Since 1987, researchers have studied about 60 potential HIV vaccines to help stem the AIDS epidemic. So far, no vaccine has won Food and Drug Administration approval as safe and effective. Most scientists agree that for a vaccine to work, it will need to activate both arms of the immune system: antibodies, which are key in thwarting the initial infection; and killer white blood cells, which provide longer-term protection.
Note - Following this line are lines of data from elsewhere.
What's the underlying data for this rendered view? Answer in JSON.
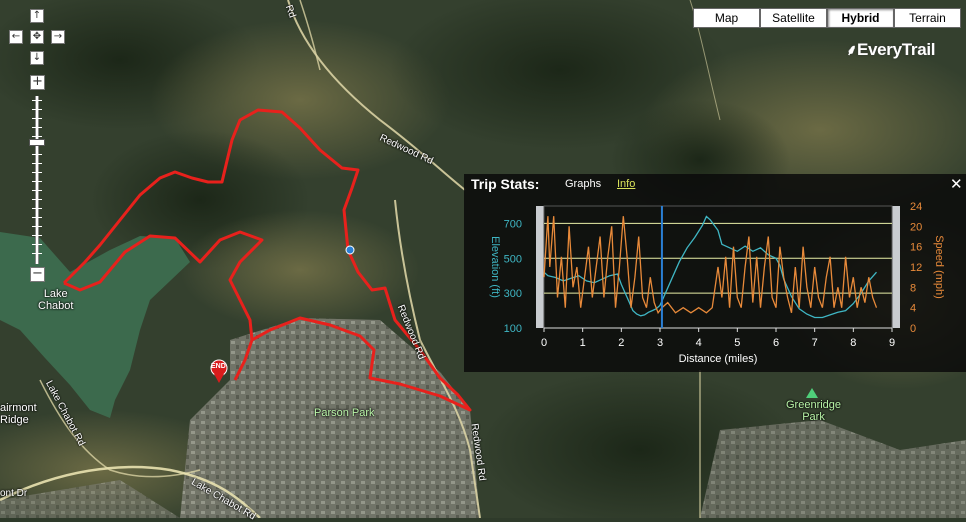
{
  "map_type_buttons": [
    {
      "label": "Map",
      "active": false
    },
    {
      "label": "Satellite",
      "active": false
    },
    {
      "label": "Hybrid",
      "active": true
    },
    {
      "label": "Terrain",
      "active": false
    }
  ],
  "brand": {
    "logo_text": "EveryTrail",
    "icon": "everytrail-logo-icon"
  },
  "navigation": {
    "pan_up": "↑",
    "pan_left": "←",
    "pan_center": "✥",
    "pan_right": "→",
    "pan_down": "↓",
    "zoom_in": "+",
    "zoom_out": "−",
    "zoom_level_fraction": 0.27
  },
  "map_labels": {
    "lake_chabot_1": "Lake",
    "lake_chabot_2": "Chabot",
    "fairmont_ridge_1": "airmont",
    "fairmont_ridge_2": "Ridge",
    "parson_park": "Parson Park",
    "greenridge_park_1": "Greenridge",
    "greenridge_park_2": "Park",
    "road_redwood_1": "Redwood Rd",
    "road_redwood_2": "Redwood Rd",
    "road_redwood_3": "Redwood Rd",
    "road_lake_chabot_1": "Lake Chabot Rd",
    "road_lake_chabot_2": "Lake Chabot Rd",
    "road_top": "Rd",
    "road_bottom_left": "ont Dr",
    "end_marker": "END"
  },
  "colors": {
    "trail": "#e8211c",
    "elevation": "#3fb6c4",
    "speed": "#e88a3a",
    "cursor": "#2a7fd4",
    "gridline": "#e9f0a8",
    "park_icon": "#4fd07a"
  },
  "trip_stats": {
    "title": "Trip Stats:",
    "tab_graphs": "Graphs",
    "tab_info": "Info",
    "close_symbol": "✕"
  },
  "chart_data": {
    "type": "line",
    "xlabel": "Distance (miles)",
    "ylabel_left": "Elevation (ft)",
    "ylabel_right": "Speed (mph)",
    "xlim": [
      0,
      9
    ],
    "x_ticks": [
      0,
      1,
      2,
      3,
      4,
      5,
      6,
      7,
      8,
      9
    ],
    "ylim_left": [
      100,
      800
    ],
    "y_ticks_left": [
      100,
      300,
      500,
      700
    ],
    "ylim_right": [
      0,
      24
    ],
    "y_ticks_right": [
      0,
      4,
      8,
      12,
      16,
      20,
      24
    ],
    "cursor_x": 3.05,
    "series": [
      {
        "name": "Elevation (ft)",
        "axis": "left",
        "x": [
          0,
          0.1,
          0.3,
          0.5,
          0.7,
          0.9,
          1.1,
          1.3,
          1.5,
          1.7,
          1.9,
          2.0,
          2.1,
          2.2,
          2.3,
          2.4,
          2.5,
          2.6,
          2.7,
          2.8,
          2.9,
          3.0,
          3.1,
          3.3,
          3.5,
          3.7,
          3.9,
          4.1,
          4.2,
          4.3,
          4.5,
          4.6,
          4.8,
          5.0,
          5.2,
          5.4,
          5.6,
          5.8,
          6.0,
          6.1,
          6.2,
          6.4,
          6.6,
          6.8,
          7.0,
          7.2,
          7.4,
          7.6,
          7.8,
          8.0,
          8.2,
          8.4,
          8.6
        ],
        "values": [
          420,
          400,
          390,
          370,
          385,
          400,
          370,
          360,
          380,
          400,
          410,
          350,
          300,
          250,
          200,
          180,
          170,
          175,
          190,
          200,
          210,
          230,
          280,
          380,
          480,
          560,
          620,
          690,
          740,
          720,
          660,
          580,
          560,
          540,
          570,
          540,
          560,
          520,
          500,
          460,
          380,
          280,
          210,
          180,
          160,
          160,
          175,
          190,
          200,
          240,
          300,
          370,
          420
        ]
      },
      {
        "name": "Speed (mph)",
        "axis": "right",
        "x": [
          0,
          0.1,
          0.15,
          0.25,
          0.35,
          0.45,
          0.55,
          0.65,
          0.75,
          0.85,
          0.95,
          1.05,
          1.15,
          1.25,
          1.35,
          1.45,
          1.55,
          1.65,
          1.75,
          1.85,
          1.95,
          2.05,
          2.15,
          2.25,
          2.35,
          2.45,
          2.55,
          2.65,
          2.75,
          2.85,
          2.95,
          3.05,
          3.2,
          3.4,
          3.6,
          3.8,
          4.0,
          4.2,
          4.35,
          4.5,
          4.6,
          4.7,
          4.8,
          4.9,
          5.0,
          5.1,
          5.2,
          5.3,
          5.4,
          5.5,
          5.6,
          5.7,
          5.8,
          5.9,
          6.0,
          6.1,
          6.2,
          6.3,
          6.4,
          6.5,
          6.6,
          6.7,
          6.8,
          6.9,
          7.0,
          7.1,
          7.2,
          7.3,
          7.4,
          7.5,
          7.6,
          7.7,
          7.8,
          7.9,
          8.0,
          8.1,
          8.2,
          8.3,
          8.4,
          8.5,
          8.6
        ],
        "values": [
          10,
          22,
          12,
          22,
          6,
          14,
          4,
          20,
          8,
          12,
          4,
          10,
          16,
          6,
          12,
          18,
          6,
          14,
          20,
          4,
          12,
          22,
          14,
          4,
          10,
          18,
          6,
          4,
          10,
          5,
          3,
          4,
          5,
          3,
          4,
          3,
          4,
          3,
          4,
          12,
          6,
          14,
          4,
          16,
          6,
          4,
          12,
          18,
          5,
          14,
          4,
          12,
          18,
          6,
          4,
          16,
          10,
          6,
          3,
          12,
          4,
          16,
          8,
          4,
          12,
          6,
          4,
          10,
          14,
          4,
          8,
          4,
          14,
          6,
          10,
          4,
          8,
          5,
          10,
          6,
          4
        ]
      }
    ]
  }
}
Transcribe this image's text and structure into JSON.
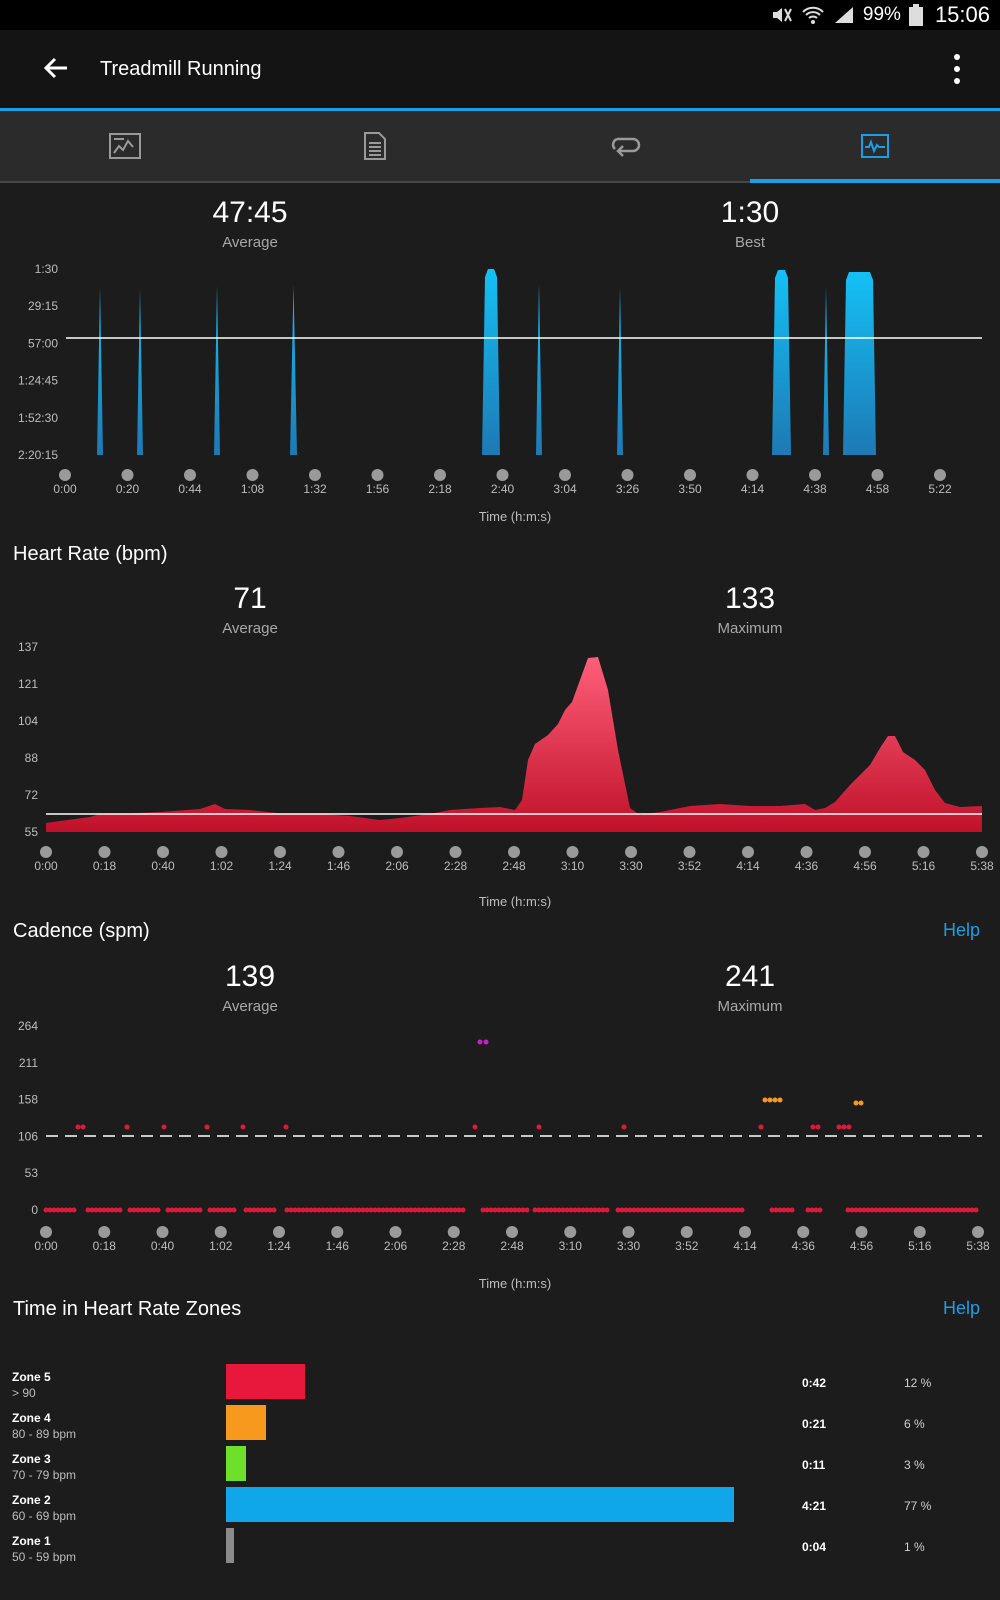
{
  "status_bar": {
    "battery": "99%",
    "time": "15:06"
  },
  "app_bar": {
    "title": "Treadmill Running"
  },
  "tabs": [
    {
      "icon": "summary-icon"
    },
    {
      "icon": "details-icon"
    },
    {
      "icon": "laps-icon"
    },
    {
      "icon": "charts-icon",
      "active": true
    }
  ],
  "pace": {
    "average": "47:45",
    "average_label": "Average",
    "best": "1:30",
    "best_label": "Best",
    "xlabel": "Time (h:m:s)",
    "y_ticks": [
      "1:30",
      "29:15",
      "57:00",
      "1:24:45",
      "1:52:30",
      "2:20:15"
    ],
    "x_ticks": [
      "0:00",
      "0:20",
      "0:44",
      "1:08",
      "1:32",
      "1:56",
      "2:18",
      "2:40",
      "3:04",
      "3:26",
      "3:50",
      "4:14",
      "4:38",
      "4:58",
      "5:22"
    ],
    "color": "#1aa0e0"
  },
  "heart_rate": {
    "title": "Heart Rate (bpm)",
    "average": "71",
    "average_label": "Average",
    "max": "133",
    "max_label": "Maximum",
    "xlabel": "Time (h:m:s)",
    "y_ticks": [
      "137",
      "121",
      "104",
      "88",
      "72",
      "55"
    ],
    "x_ticks": [
      "0:00",
      "0:18",
      "0:40",
      "1:02",
      "1:24",
      "1:46",
      "2:06",
      "2:28",
      "2:48",
      "3:10",
      "3:30",
      "3:52",
      "4:14",
      "4:36",
      "4:56",
      "5:16",
      "5:38"
    ],
    "color": "#e0193a"
  },
  "cadence": {
    "title": "Cadence (spm)",
    "help": "Help",
    "average": "139",
    "average_label": "Average",
    "max": "241",
    "max_label": "Maximum",
    "xlabel": "Time (h:m:s)",
    "y_ticks": [
      "264",
      "211",
      "158",
      "106",
      "53",
      "0"
    ],
    "x_ticks": [
      "0:00",
      "0:18",
      "0:40",
      "1:02",
      "1:24",
      "1:46",
      "2:06",
      "2:28",
      "2:48",
      "3:10",
      "3:30",
      "3:52",
      "4:14",
      "4:36",
      "4:56",
      "5:16",
      "5:38"
    ]
  },
  "hr_zones": {
    "title": "Time in Heart Rate Zones",
    "help": "Help",
    "zones": [
      {
        "name": "Zone 5",
        "range": "> 90",
        "time": "0:42",
        "percent": "12 %",
        "fraction": 0.12,
        "color": "#e8173c"
      },
      {
        "name": "Zone 4",
        "range": "80 - 89 bpm",
        "time": "0:21",
        "percent": "6 %",
        "fraction": 0.06,
        "color": "#f7991c"
      },
      {
        "name": "Zone 3",
        "range": "70 - 79 bpm",
        "time": "0:11",
        "percent": "3 %",
        "fraction": 0.03,
        "color": "#6ee02b"
      },
      {
        "name": "Zone 2",
        "range": "60 - 69 bpm",
        "time": "4:21",
        "percent": "77 %",
        "fraction": 0.77,
        "color": "#10a6ea"
      },
      {
        "name": "Zone 1",
        "range": "50 - 59 bpm",
        "time": "0:04",
        "percent": "1 %",
        "fraction": 0.01,
        "color": "#8a8a8a"
      }
    ]
  }
}
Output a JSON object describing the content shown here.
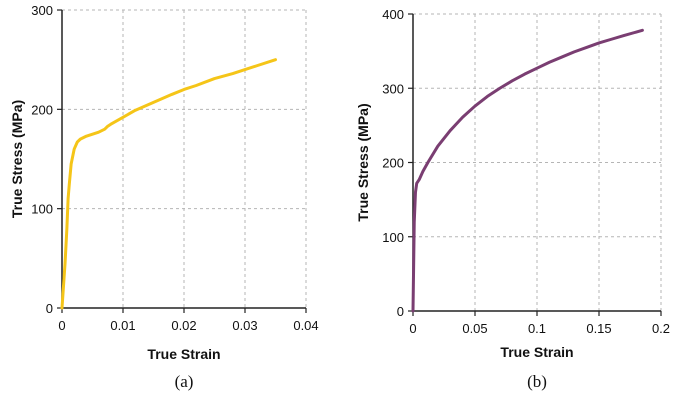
{
  "chart_data": [
    {
      "type": "line",
      "panel_label": "(a)",
      "xlabel": "True Strain",
      "ylabel": "True Stress (MPa)",
      "xlim": [
        0,
        0.04
      ],
      "ylim": [
        0,
        300
      ],
      "xticks": [
        0,
        0.01,
        0.02,
        0.03,
        0.04
      ],
      "xtick_labels": [
        "0",
        "0.01",
        "0.02",
        "0.03",
        "0.04"
      ],
      "yticks": [
        0,
        100,
        200,
        300
      ],
      "ytick_labels": [
        "0",
        "100",
        "200",
        "300"
      ],
      "grid": true,
      "color": "#f5c518",
      "series": [
        {
          "x": [
            0,
            0.0005,
            0.0008,
            0.001,
            0.0012,
            0.0015,
            0.002,
            0.0025,
            0.003,
            0.004,
            0.005,
            0.006,
            0.007,
            0.0075,
            0.008,
            0.01,
            0.012,
            0.015,
            0.018,
            0.02,
            0.022,
            0.025,
            0.028,
            0.03,
            0.032,
            0.035
          ],
          "y": [
            0,
            45,
            80,
            110,
            125,
            145,
            160,
            167,
            170,
            173,
            175,
            177,
            180,
            183,
            185,
            192,
            199,
            207,
            215,
            220,
            224,
            231,
            236,
            240,
            244,
            250
          ]
        }
      ]
    },
    {
      "type": "line",
      "panel_label": "(b)",
      "xlabel": "True Strain",
      "ylabel": "True Stress (MPa)",
      "xlim": [
        0,
        0.2
      ],
      "ylim": [
        0,
        400
      ],
      "xticks": [
        0,
        0.05,
        0.1,
        0.15,
        0.2
      ],
      "xtick_labels": [
        "0",
        "0.05",
        "0.1",
        "0.15",
        "0.2"
      ],
      "yticks": [
        0,
        100,
        200,
        300,
        400
      ],
      "ytick_labels": [
        "0",
        "100",
        "200",
        "300",
        "400"
      ],
      "grid": true,
      "color": "#7a3e72",
      "series": [
        {
          "x": [
            0,
            0.001,
            0.002,
            0.003,
            0.005,
            0.008,
            0.012,
            0.02,
            0.03,
            0.04,
            0.05,
            0.06,
            0.07,
            0.08,
            0.09,
            0.1,
            0.11,
            0.12,
            0.13,
            0.14,
            0.15,
            0.16,
            0.17,
            0.185
          ],
          "y": [
            0,
            120,
            160,
            172,
            177,
            188,
            200,
            222,
            243,
            261,
            276,
            289,
            300,
            310,
            319,
            327,
            335,
            342,
            349,
            355,
            361,
            366,
            371,
            378
          ]
        }
      ]
    }
  ]
}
In recent years, AIDS scientists have made progress on the cellular front; several vaccines using this approach are in the pipeline for clinical trials. But understanding how to get neutralizing antibodies to work against HIV has proved a tougher challenge.
According to the Centers for Disease Control and Prevention, 800,000 to 900,000 Americans are living with HIV infection. VA, the nation’s largest health-care system, is also the nation’s largest single provider of health care to those with HIV. In fiscal year 2001, more than 18,500 veterans received care for HIV at VA medical centers and clinics.
Richman directs VA’s Research Center for AIDS and HIV Infection and the Center for AIDS Research at UCSD. Collaborating with him on the study were Susan J. Little, MD, a principal investigator in UCSD’s Antiviral Research Center and a VA infectious disease specialist; and Terri L. Wrin and Christos J. Petropoulos of ViroLogic, Inc. The firm, which specializes in HIV drug resistance testing, developed the DNA viral test used in the study. Richman serves on the company’s scientific advisory board.
Funding for the study was provided by the National Institutes of Health, VA, and UCSD.